Borrowed Platform Carries Risk
So why isn't a Twitter-and-Facebook-obsessed press talking about social gaming more? You've got me. After all, Zynga isn't the only one benefiting from the surge. Playdom is the other giant of the space, reportedly generating almost $50 million in revenue. And while Zynga has big-name backing, Playdom is a much leaner and more profitable operation, according to some investors in the industry.
In Pincus' view, PlayFish represents even bigger competition. Its title Pet Fish is the most successful application on Facebook, with 2.5 million daily active users, just seven months after it launched. Then there's Social Gaming Network, better known as SGN, which is funded by David Sze of Greylock Ventures, the well-respected backer of LinkedIn, Facebook, Digg, Oodle, and other closely watched Web 2.0 names. More than 10 million people have downloaded SGN's iPhone and iPod Touch games, and more than 1 million people play its games across social networks every day.
As attractive as the social gaming phenomenon may be, it also carries risk. Building the bulk of your business on someone else's platform is always dicey. And games that do well are restricted to poker and mob war-style contests. Every big player has its own version of each, with little to set one apart from the others, critics say. Whether they can continue to build a catalog of titles that resonates with gamers remains to be seen.

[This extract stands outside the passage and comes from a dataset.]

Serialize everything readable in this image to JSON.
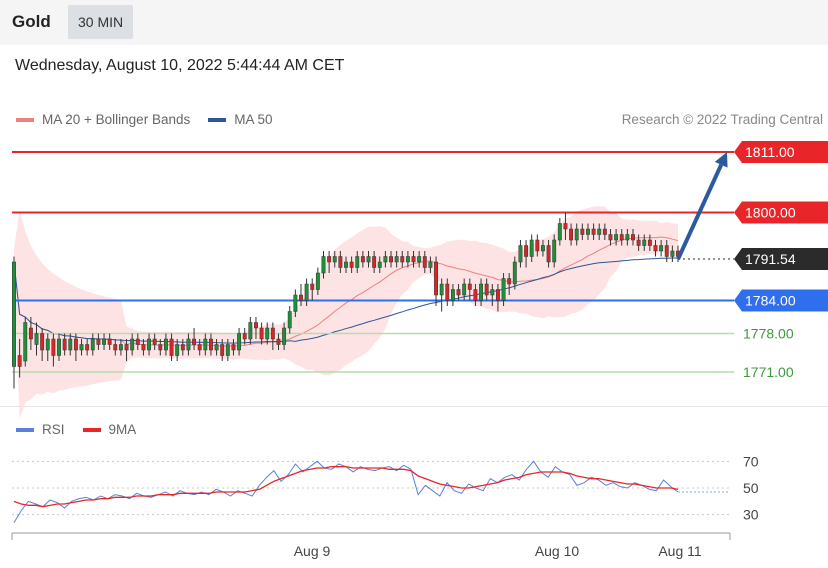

And like all things Web 2.0, social gaming may turn out to be a passing fad that people drop as soon as the next new shiny diversion comes along.
Disdain from Developers
There's also the risk for fraud when it comes to certain online transactions associated with social gaming, such as the sale of virtual goods. "We've found once you get into these digital-only goods and services there's massive opportunity for fraud," Pincus says. "We couldn't find a single company that could manage or solve that problem for us. We had to build the whole infrastructure in-house. We had to go out and get relationships with credit-card processing companies."
What's more, social gaming is not only bringing in a new type of gamer, but also a new type of developer. While they're highly adept at tailoring games to a social platform, these developers often don't have the high-level programming skills needed to build more advanced games. The barriers to entry have effectively dropped. Many in the gaming Old Guard look down their noses on social gaming. "I've detected disdain," Pincus says. "Critics say, 'These aren't real games. These aren't real game companies. There's no technology here.'"
Not surprisingly, Pincus is still hopeful. "I've also detected excitement," he says. "A lot of people come to the game industry who aren't typical developers and they can unleash their creativity on these massive platforms without the constraints of cost and time to market." Pincus can afford to shrug off the naysayers—so long as Zynga keeps making money in the fractured Web 2.0 world.